READ MORE: ‘Investor’ lost money to Teniola Adesanya’s Oxford International Group, but was still arrested by police

“After that, I started giving everything I had and started evangelising people. I believed that Mariam would not mislead me as we are from the same area. I told my husband and he said we could invest there. My husband and children invested everything. My colleagues then gave me money and I invested with them,” Ogundare told FIJ.

A post-dated cheque from Oxford to Ogundare

Ogundare experienced the worst shock of her life when Oxford stalled her in April 2022 when her first investment was due.

This continued until the last investment was due in 2023. Animashaun didn’t want to tell her that Oxford had a problem with the Security Exchange Commission (SEC) until she found out for herself. But it was too late, as Animashaun stopped taking her calls.

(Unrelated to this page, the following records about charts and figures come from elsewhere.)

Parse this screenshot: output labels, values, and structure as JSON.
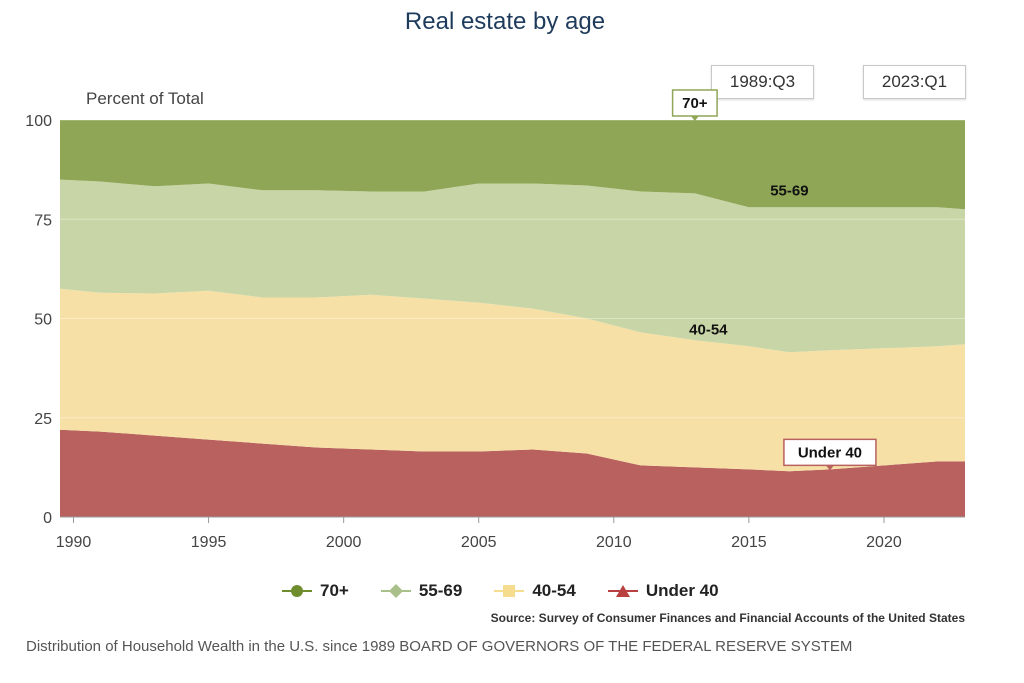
{
  "chart_data": {
    "type": "area",
    "stacked": true,
    "title": "Real estate by age",
    "ylabel": "Percent of Total",
    "xlabel": "",
    "ylim": [
      0,
      100
    ],
    "xlim": [
      1989.5,
      2023.0
    ],
    "x_ticks": [
      1990,
      1995,
      2000,
      2005,
      2010,
      2015,
      2020
    ],
    "y_ticks": [
      0,
      25,
      50,
      75,
      100
    ],
    "grid": true,
    "x": [
      1989.5,
      1991,
      1993,
      1995,
      1997,
      1999,
      2001,
      2003,
      2005,
      2007,
      2009,
      2011,
      2013,
      2015,
      2016.5,
      2018,
      2020,
      2022,
      2023.0
    ],
    "series": [
      {
        "name": "Under 40",
        "color": "#b8615f",
        "values": [
          22,
          21.5,
          20.5,
          19.5,
          18.5,
          17.5,
          17,
          16.5,
          16.5,
          17,
          16,
          13,
          12.5,
          12,
          11.5,
          12,
          13,
          14,
          14
        ]
      },
      {
        "name": "40-54",
        "color": "#f7e0a6",
        "values": [
          35.5,
          35,
          35.8,
          37.5,
          36.8,
          37.8,
          39,
          38.5,
          37.5,
          35.5,
          34,
          33.5,
          32,
          31,
          30,
          30,
          29.5,
          29,
          29.5
        ]
      },
      {
        "name": "55-69",
        "color": "#c8d6a7",
        "values": [
          27.5,
          28,
          27,
          27,
          27,
          27,
          26,
          27,
          30,
          31.5,
          33.5,
          35.5,
          37,
          35,
          36.5,
          36,
          35.5,
          35,
          34
        ]
      },
      {
        "name": "70+",
        "color": "#8fa656",
        "values": [
          15,
          15.5,
          16.7,
          16,
          17.7,
          17.7,
          18,
          18,
          16,
          16,
          16.5,
          18,
          18.5,
          22,
          22,
          22,
          22,
          22,
          22.5
        ]
      }
    ],
    "annotations": [
      {
        "text": "70+",
        "x": 2013,
        "y": 100
      },
      {
        "text": "55-69",
        "x": 2016.5,
        "y": 78
      },
      {
        "text": "40-54",
        "x": 2013.5,
        "y": 43
      },
      {
        "text": "Under 40",
        "x": 2018,
        "y": 12
      }
    ],
    "legend": {
      "position": "bottom",
      "items": [
        {
          "label": "70+",
          "marker": "circle",
          "color": "#6f8c2e"
        },
        {
          "label": "55-69",
          "marker": "diamond",
          "color": "#a9c08a"
        },
        {
          "label": "40-54",
          "marker": "square",
          "color": "#f5dc8e"
        },
        {
          "label": "Under 40",
          "marker": "triangle",
          "color": "#b84040"
        }
      ]
    },
    "range_selector": {
      "start": "1989:Q3",
      "end": "2023:Q1"
    },
    "source": "Source: Survey of Consumer Finances and Financial Accounts of the United States"
  },
  "caption": "Distribution of Household Wealth in the U.S. since 1989 BOARD OF GOVERNORS OF THE FEDERAL RESERVE SYSTEM"
}
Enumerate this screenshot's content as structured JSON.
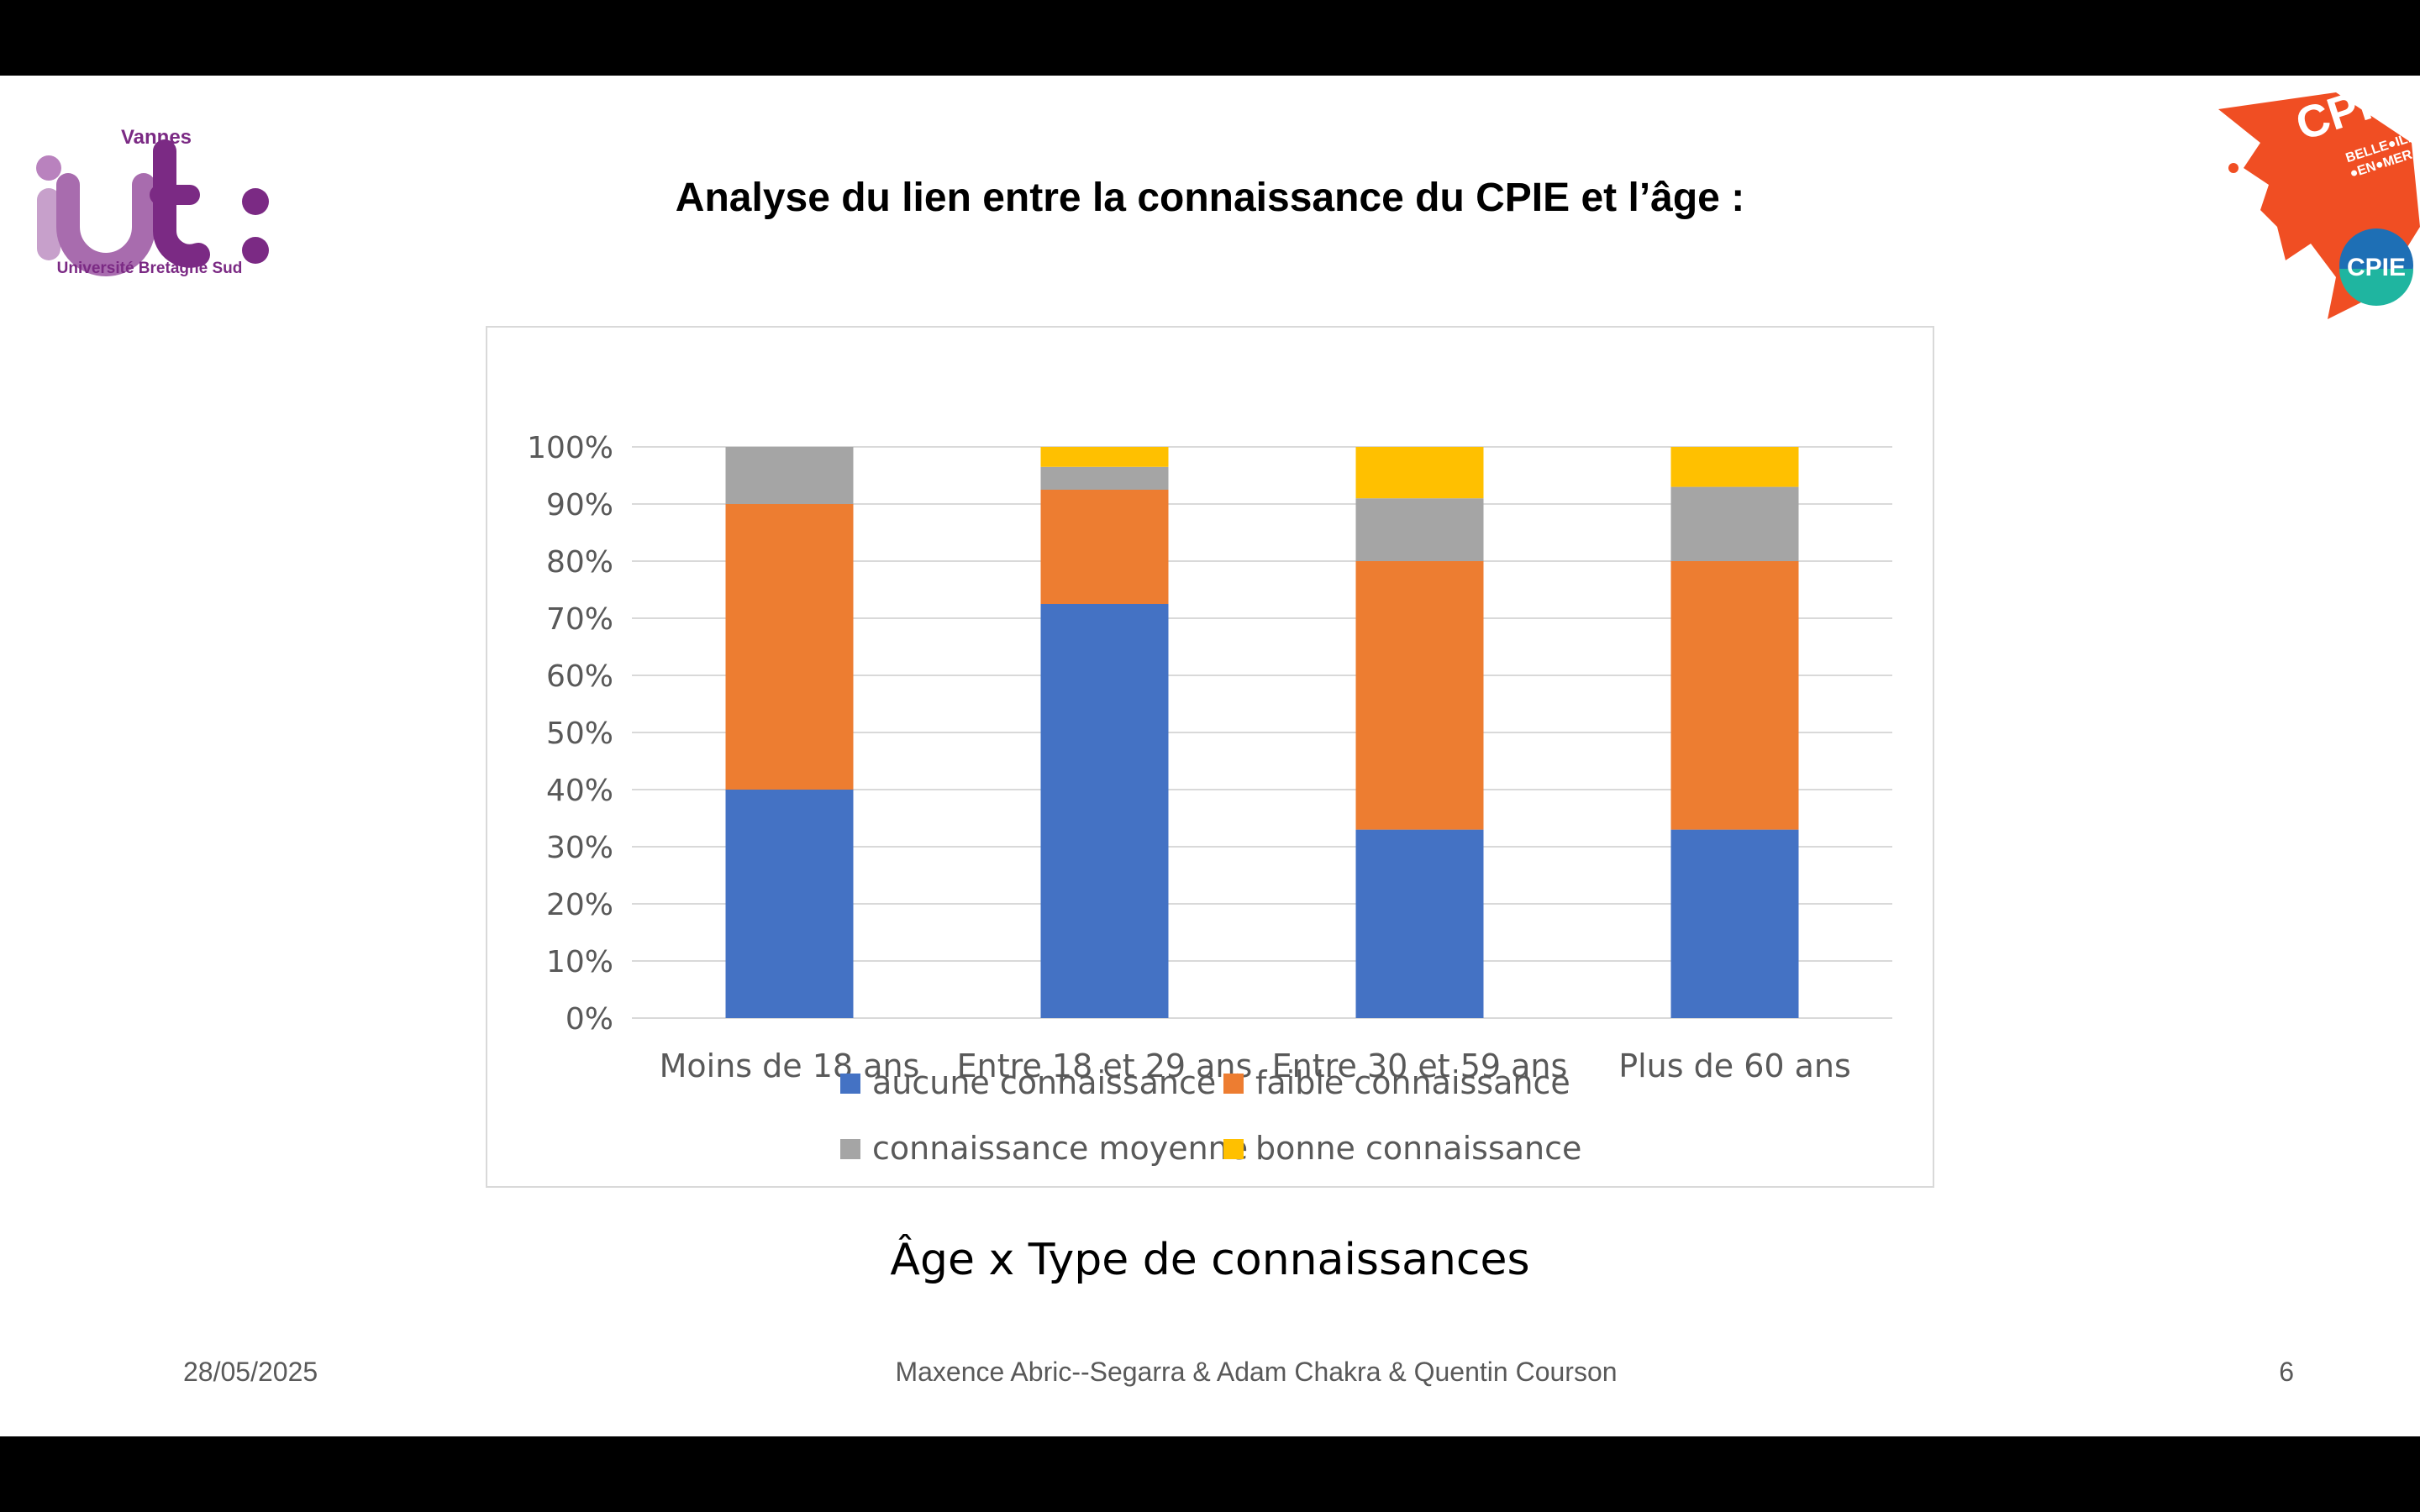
{
  "slide": {
    "title": "Analyse du lien entre la connaissance du CPIE et l’âge :",
    "caption": "Âge x Type de connaissances",
    "footer": {
      "date": "28/05/2025",
      "authors": "Maxence Abric--Segarra & Adam Chakra & Quentin Courson",
      "page": "6"
    }
  },
  "logos": {
    "iut": {
      "city": "Vannes",
      "mark": "iut :",
      "university": "Université Bretagne Sud",
      "color": "#7b2a84"
    },
    "cpie": {
      "name": "CPIE",
      "line1": "BELLE●ILE",
      "line2": "●EN●MER",
      "badge": "CPIE",
      "color": "#f04e23"
    }
  },
  "chart_data": {
    "type": "bar",
    "stacked": true,
    "percent": true,
    "categories": [
      "Moins de 18 ans",
      "Entre 18 et 29 ans",
      "Entre 30 et 59 ans",
      "Plus de 60 ans"
    ],
    "series": [
      {
        "name": "aucune connaissance",
        "color": "#4472c4",
        "values": [
          40,
          72.5,
          33,
          33
        ]
      },
      {
        "name": "faible connaissance",
        "color": "#ed7d31",
        "values": [
          50,
          20,
          47,
          47
        ]
      },
      {
        "name": "connaissance moyenne",
        "color": "#a5a5a5",
        "values": [
          10,
          4,
          11,
          13
        ]
      },
      {
        "name": "bonne connaissance",
        "color": "#ffc000",
        "values": [
          0,
          3.5,
          9,
          7
        ]
      }
    ],
    "yticks": [
      "0%",
      "10%",
      "20%",
      "30%",
      "40%",
      "50%",
      "60%",
      "70%",
      "80%",
      "90%",
      "100%"
    ],
    "ylim": [
      0,
      100
    ],
    "grid": true,
    "legend_position": "bottom"
  }
}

Another post-dated cheque from Oxford to Ogundare

“A mother-in-law who gave me 10 million naira needs her money so badly that I can’t think about mine. Another investor who came to them through me reported me to the Economic and Financial Crimes Commission (EFCC) but the anti-corruption agency found me to be a victim. It almost cost me my job and my marriage. I need my money back,” she said.

A post-dated cheque from Oxford to Ogundare

Like other investors, Comfort Oyedijo, a woman from Lagos, was convinced by the Oxford Group’s flashy real estate portfolio, which it flaunted to build credibility. Now she knows that all that glitters is not gold and that the investment costs 30 million naira and seven and a half plots of land that are yet to be allocated.

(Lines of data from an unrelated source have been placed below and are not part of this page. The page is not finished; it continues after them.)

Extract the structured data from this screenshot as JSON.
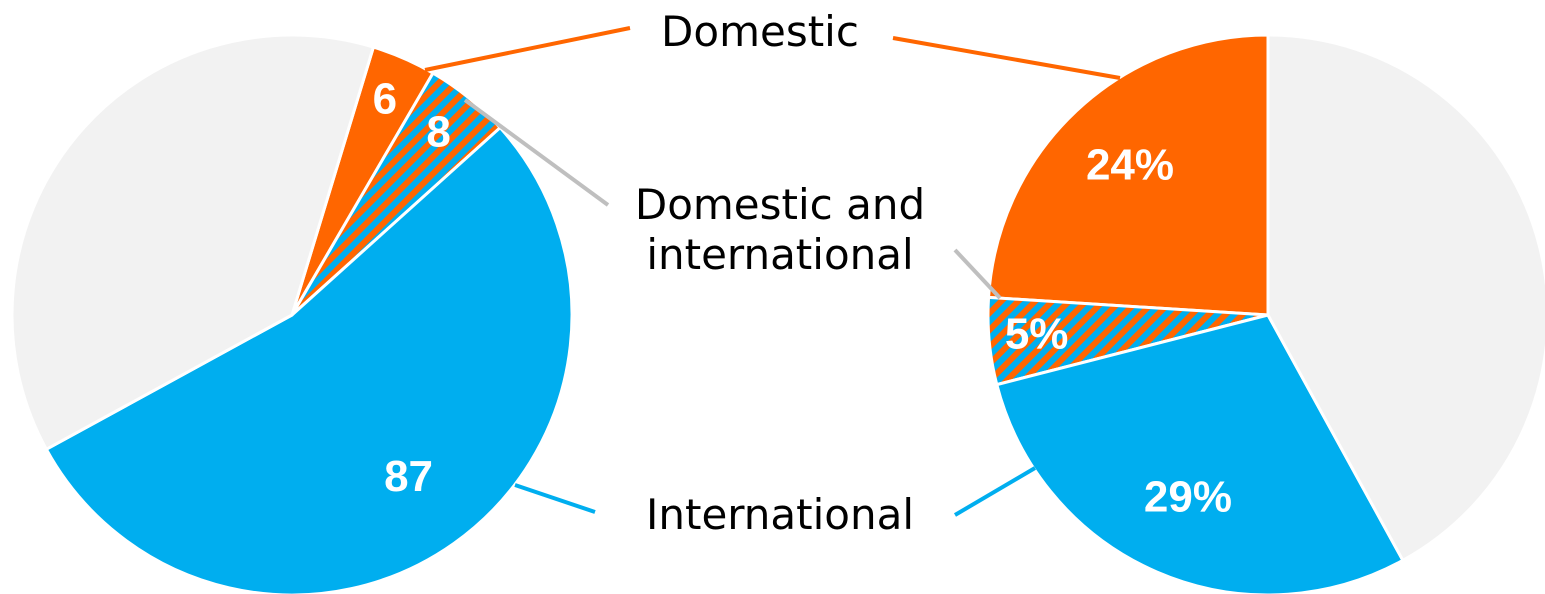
{
  "chart_data": {
    "type": "pie",
    "categories": [
      "Domestic",
      "Domestic and international",
      "International",
      null
    ],
    "colors": [
      "#ff6600",
      "#ff6600",
      "#00aeef",
      "#f2f2f2"
    ],
    "hatched": [
      false,
      true,
      false,
      false
    ],
    "hatch_color": "#00aeef",
    "series": [
      {
        "values": [
          6,
          8,
          87,
          61
        ],
        "direction": "clockwise"
      },
      {
        "values": [
          24,
          5,
          29,
          42
        ],
        "value_labels": [
          "24%",
          "5%",
          "29%",
          null
        ],
        "direction": "counterclockwise"
      }
    ]
  }
}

READ MORE: UPDATED: 8 new names in FIJ’s investment fraud list

Between 2021 and 2022, she has paid for five more plots of land but has not received any of them yet. In June 2021, she invested 5 million naira in Oxford, and by November 2021, she had invested another 30 million naira and received none of them.

A post-dated cheque for 30 million naira from Oxford to Oyedijo

“Oxford demanded 5% for documentation and 30,000 naira per plot for allocation, which I paid in full. They also promised me two and a half plots but they gave me nothing,” Oyedijo told FIJ.

“In June 2022, Oxford started stalling me when my money was due. I couldn’t even finance my son’s wedding. They struggled to give me 5 million naira out of the 35 million naira I had invested and since then they have not released my remaining 30 million naira. I estimate they owe me 88.5 million naira in today’s naira value but I want my 30 million naira back.”

When FIJ called Teniola Adesanya, chairman of the Oxford International Group, his connection was not connected. Eight days later, he had still not responded to a text message sent to his phone.

ALSO READ: Instagram hair influencer Tessy Oluchi defrauded investors of millions – and even asked them to pay more!

THE CHAIRMAN OF THE OXFORD GROUP HUNTS FOR OXFORD INVESTORS

Olamilekan Akinduro, a Lagos-based accountant whose funds are still held by the Oxford Group, joined forces with other disgruntled investors to form a group aimed at recovering their funds. Adesanya was not happy with this action. He approached the police, accusing Akinduro of inciting violence against him.

In a separate conversation with FIJ this year, Akinduro mentioned that he had been in touch with other frustrated Oxford Group investors and they were planning to find a way to get their money back.

Akinduro later informed FIJ that members of the group of aggrieved investors pooled money with which he and another investor travelled to Abuja, where they presented their case to Benjamin Kalu, the Deputy Speaker of the House of Representatives.

On August 10, the Special Investigation Unit (SIU) of the Nigeria Police Force (NPF) arrested Akinduro is said to have mobilised the Oxford International Group investors group to demand their overdue payments, but authorities claimed he formed the group to incite violence against Adesanya.